Saturday was about laundry, but I also attended a street-naming ceremony for Pete Magnani, a neighbor who passed away last year. He and his wife Dot had been to our house for dinner, and Dot and her daughter had come to C’s viewing and funeral. I hadn’t realized that Pete had been such a big deal in Queens politics, but he was and there was an hour of speeches. Very nice, but I chose not to go to the food-gathering afterward, snuck home and made myself a turkey sandwich. Did house stuff for the rest of the day. My dad called and we had a nice chat, and that took care of the ‘obligatory Father’s Day call’, as far as I was concerned. Then Tessa called right afterward, and we decided to have dinner together. I’d been thinking about taking myself to La Cabaña, up the street on Northern Boulevard. It’s great and I love it, but hadn’t been there in years. Anyway, Tessa came out to JH and, since by serendipity, I’d come across an envelope that day with “Tessa” scrawled on it, I had the pleasure of giving her one of my mother’s brooches (a cat) that I’d saved for her, but kept forgetting to give her. So she wore that, that was nice. Mom and Tessa really loved each other. It was a great meal, lots of good reminiscences and bitching. (A topic that continues to come up any time we talk about C’s sudden passing was ‘you couldn’t tell him anything‘. He wasn’t going to listen to advice, no matter how worried we were about his health.)


Yesterday was more house stuff. I’m now at the point where I’m going through C’s papers carefully and refiling them in a way that makes more sense to me, so I did some of that. Got the dumbwaiter tools into the new storage bins. (There’s a part 2 of that project, but it can wait.) Got some of the boxes out of the guest room into the bedroom, where they’ll live against the far wall for now. Went through the secretary, threw out a lot of stuff and reorganized, and now the secretary is going to be ‘office supply land’. (C had like six pairs of scissors in there. What was that about?)

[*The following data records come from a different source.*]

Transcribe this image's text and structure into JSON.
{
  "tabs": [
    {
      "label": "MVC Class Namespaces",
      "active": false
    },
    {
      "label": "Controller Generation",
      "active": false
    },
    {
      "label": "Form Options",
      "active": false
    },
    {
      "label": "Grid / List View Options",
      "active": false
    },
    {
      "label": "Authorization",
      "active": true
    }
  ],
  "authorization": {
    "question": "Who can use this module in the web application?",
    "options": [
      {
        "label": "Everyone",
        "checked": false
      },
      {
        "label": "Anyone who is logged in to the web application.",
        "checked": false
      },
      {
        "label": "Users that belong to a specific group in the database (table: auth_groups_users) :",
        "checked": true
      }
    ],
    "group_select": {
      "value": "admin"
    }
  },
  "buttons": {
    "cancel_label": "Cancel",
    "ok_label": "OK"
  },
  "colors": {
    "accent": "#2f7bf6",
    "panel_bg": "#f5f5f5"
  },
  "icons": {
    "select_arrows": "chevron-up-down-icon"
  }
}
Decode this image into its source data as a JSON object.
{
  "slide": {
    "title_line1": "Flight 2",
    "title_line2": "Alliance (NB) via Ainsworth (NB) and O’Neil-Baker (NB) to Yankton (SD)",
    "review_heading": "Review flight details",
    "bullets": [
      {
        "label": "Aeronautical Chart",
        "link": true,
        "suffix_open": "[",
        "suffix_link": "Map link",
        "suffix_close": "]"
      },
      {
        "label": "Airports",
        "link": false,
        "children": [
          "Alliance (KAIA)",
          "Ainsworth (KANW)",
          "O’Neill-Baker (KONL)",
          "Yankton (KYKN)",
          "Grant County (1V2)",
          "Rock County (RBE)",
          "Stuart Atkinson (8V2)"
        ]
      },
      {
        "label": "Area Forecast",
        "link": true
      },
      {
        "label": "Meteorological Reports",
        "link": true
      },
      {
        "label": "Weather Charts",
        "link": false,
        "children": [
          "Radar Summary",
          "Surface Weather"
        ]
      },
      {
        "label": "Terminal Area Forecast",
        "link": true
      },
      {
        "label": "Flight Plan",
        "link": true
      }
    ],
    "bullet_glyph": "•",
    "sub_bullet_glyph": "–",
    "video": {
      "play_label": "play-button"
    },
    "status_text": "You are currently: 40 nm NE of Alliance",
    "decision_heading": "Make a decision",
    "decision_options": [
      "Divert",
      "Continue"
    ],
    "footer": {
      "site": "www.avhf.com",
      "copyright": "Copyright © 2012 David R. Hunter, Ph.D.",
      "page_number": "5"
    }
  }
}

I also found a little daytimer, probably not touched in 20 years, where he had notes to himself on life plan items, like ‘quit smoking’ and ‘lose weight’. One of them was ‘find a mate’, and has a checkmark by it. That made me grin hugely. I’m keeping that. I also found a sheet of paper that Patty had seen earlier, where he’d handwritten the spelling of numbers, as a reference. Like “Eighty” and so on. He really had a lot of trouble with spelling, I’m not the only person in his circle who thinks he was an undiagnosed dyslexic. He certainly enjoyed reading a lot more once he figured out how to get his kindle to do the whispersync thing where it narrates to you as you read it. Anyway, that sort of thing is going to end up in a file called “Charles – Memories” or such.


So, this week should be busy. To the office tomorrow, then dinner with friends out. Wednesday, my brother arrives through the weekend. I need to get moving on this, but I want to coordinate Saturday so other friends come in to help, and we can do apartment stuff that takes many hands, like taking the mattress off the (king-sized) bed frame in the master bedroom so we can vacuum under the bed and tighten up the currently-quite-wobbly frame. (Two big boys climbing in and out of bed have done a number on it.) So, get moving on that.

OK, time to get moving on the day and my ‘Artist’s Date’ and ‘Eric time’. Enjoy the week!